"What is a Gift Trust?" is a common question among new clients. Gift Trusts are also know as Irrevocable Life Insurance Trusts (ILITs). This brief video blog explains what is a Gift Trust and when to use it.
What is a Gift Trust or Irrevocable Life Insurance Trusts (ILITs)?
A Gift Trust is a special type of Irrevocable Trust often used in estate planning. Gift Trusts are also known as Irrevocable Life Insurance Trusts (ILITs). With such a trust, the Settlor who created the trust will donate money or property into the trust, which then manages that property for the benefit of the Trust Beneficiaries, who are often the Settlor’s family members.
Importantly, a gift trust is typically Irrevocable– meaning assets placed into the trust may not be later reclaimed by the person giving the gift.
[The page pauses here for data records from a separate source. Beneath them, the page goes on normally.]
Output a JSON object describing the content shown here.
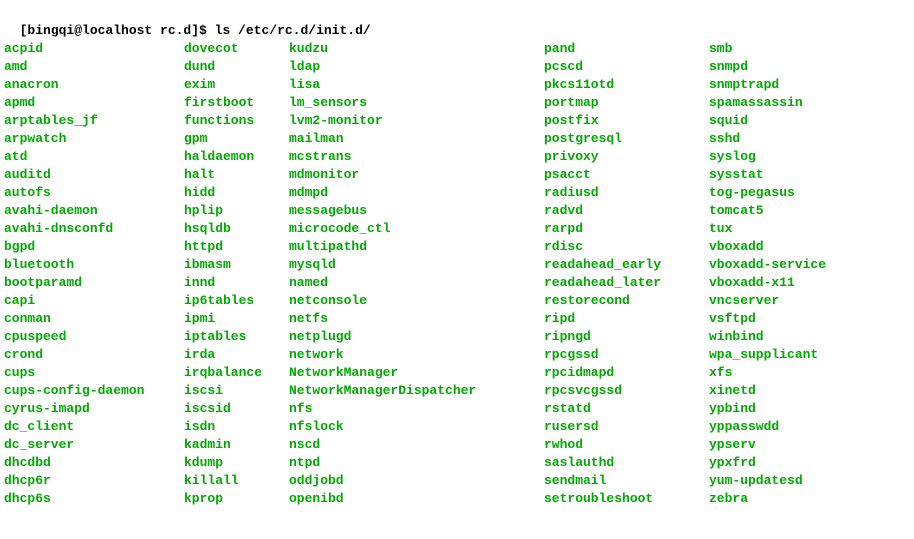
{
  "prompt": {
    "text": "[bingqi@localhost rc.d]$ ",
    "command": "ls /etc/rc.d/init.d/"
  },
  "columns": [
    [
      "acpid",
      "amd",
      "anacron",
      "apmd",
      "arptables_jf",
      "arpwatch",
      "atd",
      "auditd",
      "autofs",
      "avahi-daemon",
      "avahi-dnsconfd",
      "bgpd",
      "bluetooth",
      "bootparamd",
      "capi",
      "conman",
      "cpuspeed",
      "crond",
      "cups",
      "cups-config-daemon",
      "cyrus-imapd",
      "dc_client",
      "dc_server",
      "dhcdbd",
      "dhcp6r",
      "dhcp6s"
    ],
    [
      "dovecot",
      "dund",
      "exim",
      "firstboot",
      "functions",
      "gpm",
      "haldaemon",
      "halt",
      "hidd",
      "hplip",
      "hsqldb",
      "httpd",
      "ibmasm",
      "innd",
      "ip6tables",
      "ipmi",
      "iptables",
      "irda",
      "irqbalance",
      "iscsi",
      "iscsid",
      "isdn",
      "kadmin",
      "kdump",
      "killall",
      "kprop"
    ],
    [
      "kudzu",
      "ldap",
      "lisa",
      "lm_sensors",
      "lvm2-monitor",
      "mailman",
      "mcstrans",
      "mdmonitor",
      "mdmpd",
      "messagebus",
      "microcode_ctl",
      "multipathd",
      "mysqld",
      "named",
      "netconsole",
      "netfs",
      "netplugd",
      "network",
      "NetworkManager",
      "NetworkManagerDispatcher",
      "nfs",
      "nfslock",
      "nscd",
      "ntpd",
      "oddjobd",
      "openibd"
    ],
    [
      "pand",
      "pcscd",
      "pkcs11otd",
      "portmap",
      "postfix",
      "postgresql",
      "privoxy",
      "psacct",
      "radiusd",
      "radvd",
      "rarpd",
      "rdisc",
      "readahead_early",
      "readahead_later",
      "restorecond",
      "ripd",
      "ripngd",
      "rpcgssd",
      "rpcidmapd",
      "rpcsvcgssd",
      "rstatd",
      "rusersd",
      "rwhod",
      "saslauthd",
      "sendmail",
      "setroubleshoot"
    ],
    [
      "smb",
      "snmpd",
      "snmptrapd",
      "spamassassin",
      "squid",
      "sshd",
      "syslog",
      "sysstat",
      "tog-pegasus",
      "tomcat5",
      "tux",
      "vboxadd",
      "vboxadd-service",
      "vboxadd-x11",
      "vncserver",
      "vsftpd",
      "winbind",
      "wpa_supplicant",
      "xfs",
      "xinetd",
      "ypbind",
      "yppasswdd",
      "ypserv",
      "ypxfrd",
      "yum-updatesd",
      "zebra"
    ]
  ]
}
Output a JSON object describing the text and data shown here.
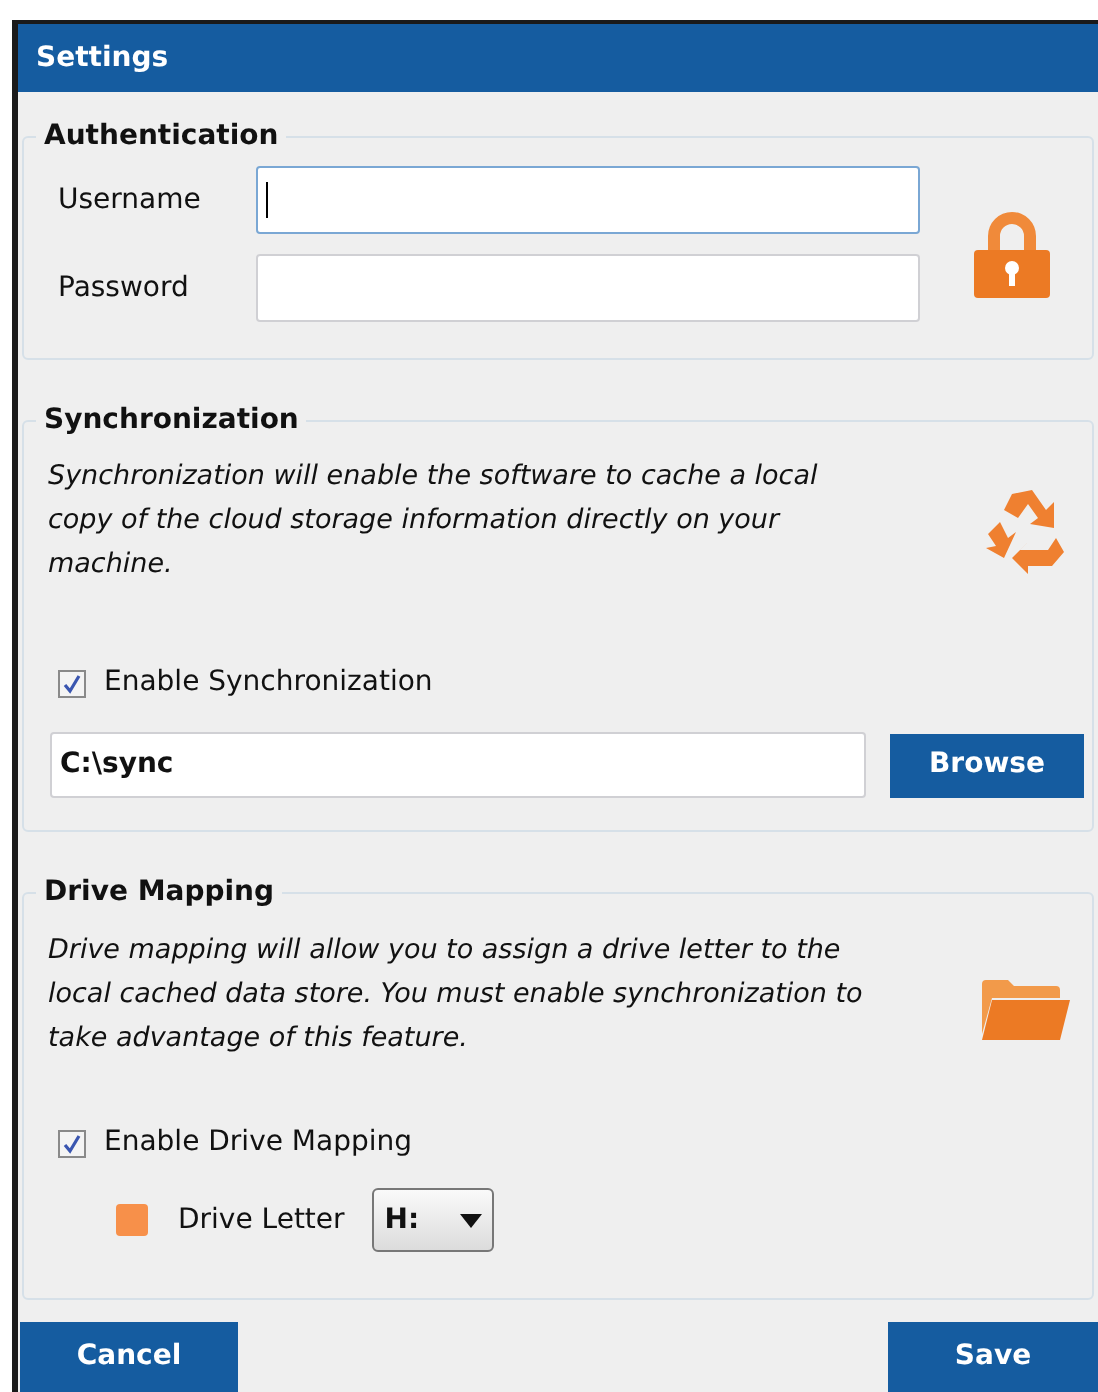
{
  "window": {
    "title": "Settings"
  },
  "authentication": {
    "title": "Authentication",
    "fields": [
      {
        "label": "Username",
        "focused": true
      },
      {
        "label": "Password",
        "focused": false
      }
    ]
  },
  "synchronization": {
    "title": "Synchronization",
    "description": "Synchronization will enable the software to cache a local copy of the cloud storage information directly on your machine.",
    "checkbox": {
      "label": "Enable Synchronization",
      "checked": true
    },
    "path": {
      "value": "C:\\sync"
    },
    "browse_button": "Browse"
  },
  "drive_mapping": {
    "title": "Drive Mapping",
    "description": "Drive mapping will allow you to assign a drive letter to the local cached data store. You must enable synchronization to take advantage of this feature.",
    "checkbox": {
      "label": "Enable Drive Mapping",
      "checked": true
    },
    "drive_letter": {
      "label": "Drive Letter",
      "value": "H:"
    }
  },
  "buttons": [
    "Cancel",
    "Save"
  ]
}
So if you wanted to give gifts to family members, why not just give the gifts directly instead of spending the money for a lawyer to create a gift trust?
Well, there are several reasons – and, unfortunately, most are too complicated to explain in detail in a 90 second video blog. But the most important reasons are:
- Tax Savings – by removing the property permanently from the estate of the person giving the gift and placing it in a gift trust, the government may be unable to apply estate or death taxes on that property;
- To provide for loved ones far into the future – the money and property conveyed to a gift trust is warehoused and managed for use in the future and may not be accessed by your loved ones today;
- Creditor protections – meaning creditors of your beneficiaries – say from a divorce or bankruptcy or second marriage - are unable to gain access to gifts you place in a gift trust instead of outright to your spouse or children.
For people with significant personal wealth who want to provide for family members in a protected and tax efficient manner, irrevocable gift trusts may be a vehicle for accomplishing their goals.